Post-Market Monitoring (Article 72)

  • Establish a post-market monitoring system proportionate to the nature of the AI technology and risks
  • Actively collect and analyze data on performance throughout the system’s lifetime
  • Report serious incidents and malfunctions to national market surveillance authorities

Step 3: Meet Transparency Obligations for Limited-Risk Systems

These requirements take effect August 2026:

  • AI systems interacting with natural persons: ensure users are informed they are interacting with an AI system (unless this is obvious from the circumstances)
  • Emotion recognition or biometric categorization: inform the persons exposed
  • AI-generated or manipulated content (deepfakes): clearly label the content as AI-generated, in a machine-readable format where technically feasible

Step 4: Establish Organizational Infrastructure

Regardless of specific system classifications, organizations deploying AI systems should establish:

AI Literacy (Article 4)

  • Ensure staff and other persons dealing with AI systems on your behalf have a sufficient level of AI literacy
  • Tailor AI literacy measures to the technical knowledge, experience, education, and training of the relevant staff and the context in which the AI systems are to be used

Quality Management System (for high-risk system providers)
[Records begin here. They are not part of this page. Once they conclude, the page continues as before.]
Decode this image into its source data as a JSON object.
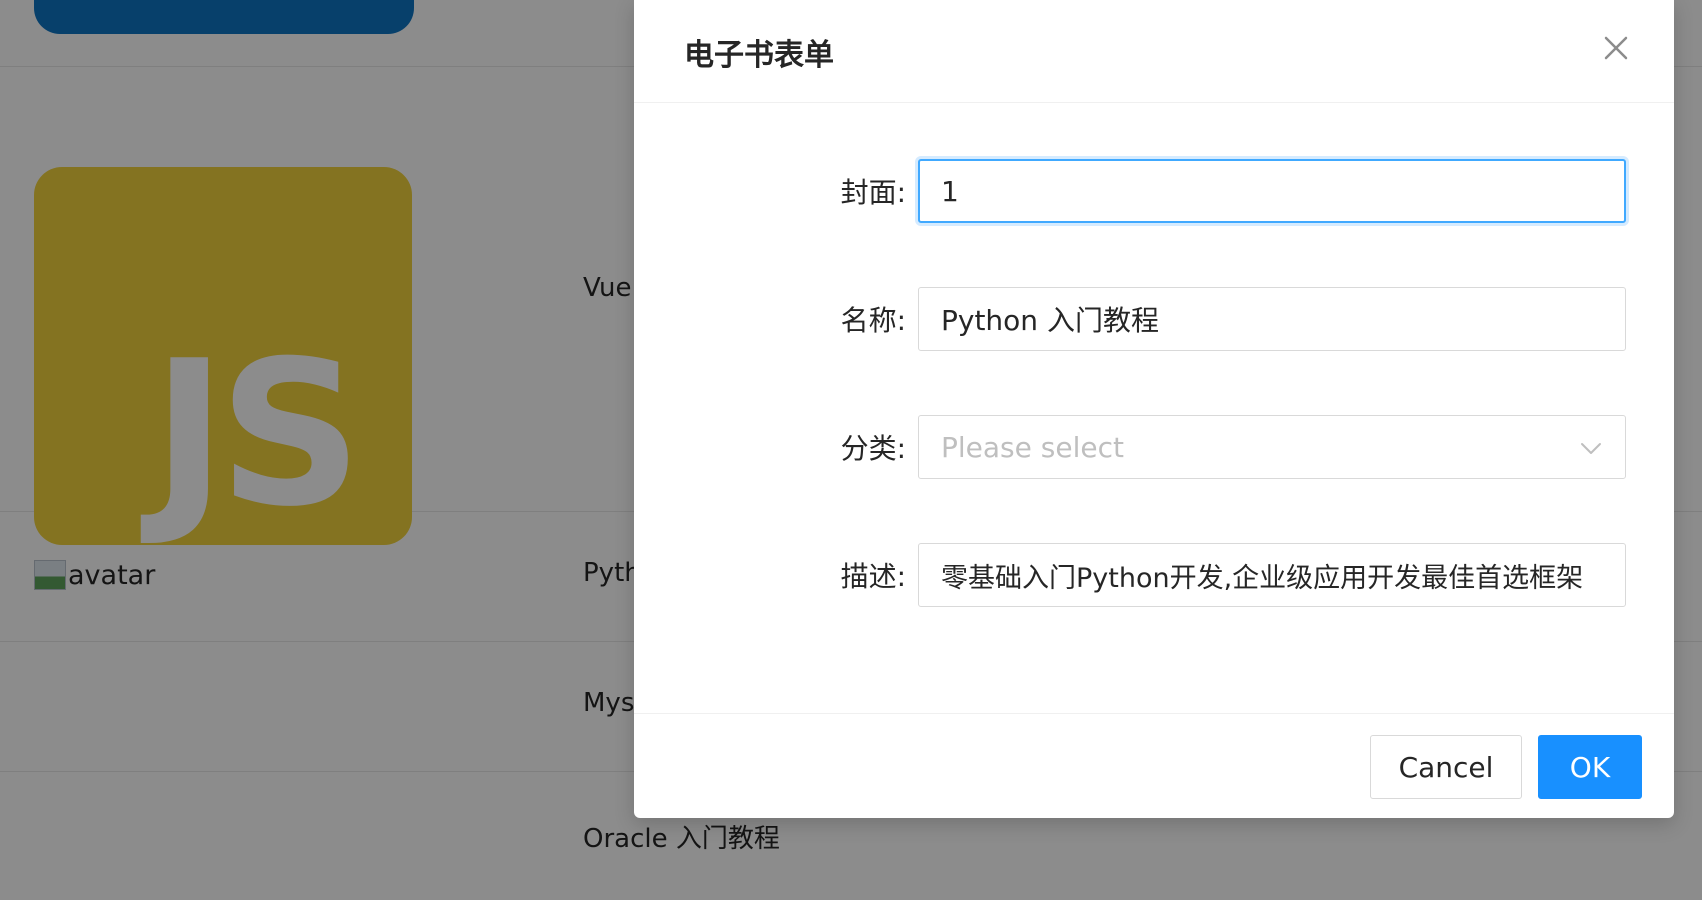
{
  "table": {
    "rows": [
      {
        "name": "Vue"
      },
      {
        "name": "Pyth",
        "avatar_alt": "avatar"
      },
      {
        "name": "Mys"
      },
      {
        "name": "Oracle 入门教程"
      }
    ],
    "js_logo_text": "JS"
  },
  "modal": {
    "title": "电子书表单",
    "close_icon": "close-icon",
    "fields": {
      "cover": {
        "label": "封面:",
        "value": "1"
      },
      "name": {
        "label": "名称:",
        "value": "Python 入门教程"
      },
      "category": {
        "label": "分类:",
        "placeholder": "Please select"
      },
      "description": {
        "label": "描述:",
        "value": "零基础入门Python开发,企业级应用开发最佳首选框架"
      }
    },
    "footer": {
      "cancel_label": "Cancel",
      "ok_label": "OK"
    }
  },
  "colors": {
    "primary": "#1890ff",
    "focus_border": "#40a9ff",
    "overlay": "rgba(0,0,0,0.45)",
    "js_logo_bg": "#f0d23c"
  }
}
  • Implement a quality management system that ensures compliance throughout the AI system’s lifecycle
  • Include: strategy for regulatory compliance, techniques for design and development, quality control procedures, data management procedures, record-keeping systems, corrective action processes, and post-market monitoring plans

Timeline Summary

DateWhat Takes Effect
August 2024AI Act enters into force
February 2025Prohibited AI practices banned
August 2025Governance rules and obligations for general-purpose AI models apply
August 2026Transparency obligations for limited-risk systems; high-risk system requirements for AI systems already regulated under existing product safety legislation
August 2027Full application of high-risk AI system requirements under Annex III

What to Do Now

The phased timeline creates urgency that isn’t always visible. Prohibited practice compliance was due in February 2025. General-purpose AI model obligations applied from August 2025. Transparency requirements take effect in August 2026. The Annex III high-risk requirements, while not fully enforceable until August 2027, require significant organizational investment in documentation, quality management, and monitoring systems that take months to implement.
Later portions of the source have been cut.